Mit Apple Music geht der iPhone-Hersteller ganz neue musikalische Wege: Ab sofort streamt Apple Millionen iTunes Songs. Und das ganze sogar drei Monate lang kostenlos. Ein guter Grund, den neuen Service einmal ganz genau auszuprobieren.

Okay, auch wenn Apple mit dem neuen Service Music in Sachen Streaming möglicherweise Neuland betritt – eigentlich sind es längst ausgetretene Pfade. Mit Spotify, Deezer, Napster oder Google Music sind bereits ähnliche Angebote im Netz zu finden. Alle Services eint die unglaubliche Anzahl an Songs - und auch bei der Preisgestaltung unterscheidet sich Apple kaum von den Konkurrenten: Nach Ablauf der kostenlosen Testphase zahlen Kunden pro Monat 9,99 Euro, die monatliche Gebühr für eine Familienmitgliedschaft beträgt 14,99 Euro.

Hörbücher jetzt unter iBooks zu finden

Um den Service ausprobieren zu können, musste ich mein iPhone zuerst auf iOS 8.4 aktualisieren, anschließend ist die Music-App fest installiert und ersetzt die bisherige Musik-Anwendung.  Dennoch sind meine im iPhone gespeicherten Songs nicht verschwunden, lediglich meine Hörbücher haben in der App iBooks ein neues Zuhause gefunden. Das finde ich schon ein wenig blöd, denn nun muss ich die App wechseln, wenn ich statt Musik eine Lesung hören möchte. Aber hey: Die App heißt Music, der Umzug ist irgendwie logisch.

Beim ersten Start erscheinen erst einmal viele rote Blasen auf dem Screen, die mich an die Optik des Menüs der Apple Watch erinnern. Hier darf ich mir meine Lieblingsgenres aussuchen. Ein Tipp auf Jazz und die Blase wird größer, ein zweiter Tipp lässt die Blase noch größer werden, mit dem dritten Tipp mache ich die meine Wahl wieder rückgängig. Apple Music möchte etwas über meinen generellen Musikgeschmack erfahren, damit mir der Dienst entsprechende Vorschläge machen kann. Meine Präferenzen kann ich jederzeit ändern, außerdem lernt mich Music anhand meiner gespeicherten Musik und meines Hörverhaltens besser kennen.

So sieht es also aus

Auch Fans anderer Betriebssysteme müssen zugeben, dass Apple Software gestalten kann. Der Look von Music ist toll, ich fühle mich gleich wohl in der App. Oben in der Kopfzeile finde ich neben meinem Profil auch eine Lupe, worüber ich nach Songs, Alben und Interpreten suchen kann. Ich habe die Wahl, ob ich in meiner eigenen Musiksammlung oder bei Apple Music suchen will.

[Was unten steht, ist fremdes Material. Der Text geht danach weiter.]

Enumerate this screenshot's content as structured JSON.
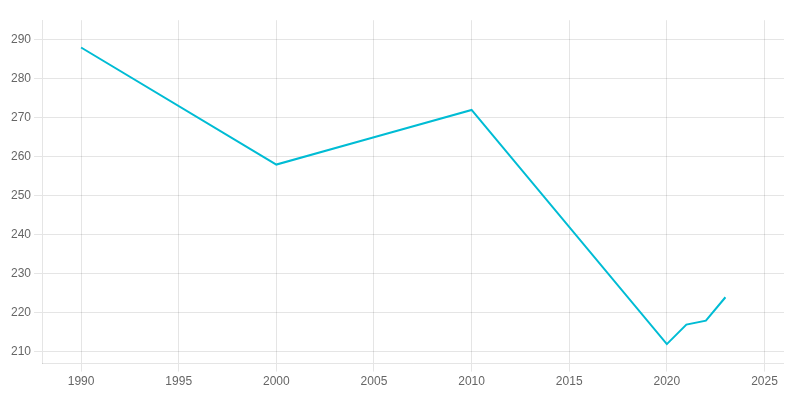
{
  "chart_data": {
    "type": "line",
    "x": [
      1990,
      2000,
      2005,
      2010,
      2020,
      2021,
      2022,
      2023
    ],
    "values": [
      288,
      258,
      265,
      272,
      212,
      217,
      218,
      224
    ],
    "color": "#00bcd4",
    "xlim": [
      1988,
      2026
    ],
    "xticks": [
      1990,
      1995,
      2000,
      2005,
      2010,
      2015,
      2020,
      2025
    ],
    "ylim": [
      207,
      295
    ],
    "yticks": [
      210,
      220,
      230,
      240,
      250,
      260,
      270,
      280,
      290
    ],
    "grid": true
  }
}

Die Trefferliste ist sehr aufgeräumt und nach Topergebnissen, Künstlern, Alben, Titel, Playlists, Musikvideos und Sender unterteilt. Auch Siri hilft bei der Suche: Auf den Befehl "Suche Musik von Jimi Hendrix" startet mein iPhone die Musik-App und listet mir das Angebot des Musikers auf. Die Hauptnavigation mit den Punkten "Für Dich", "Neu", "Radio", "Connect" und "Meine Musik" befindet sich am unteren Rand. Die ganze Optik fügt sich perfekt ins Betriebssystem ein, lediglich der Player und einige Play-Buttons sind ein wenig klein geraten.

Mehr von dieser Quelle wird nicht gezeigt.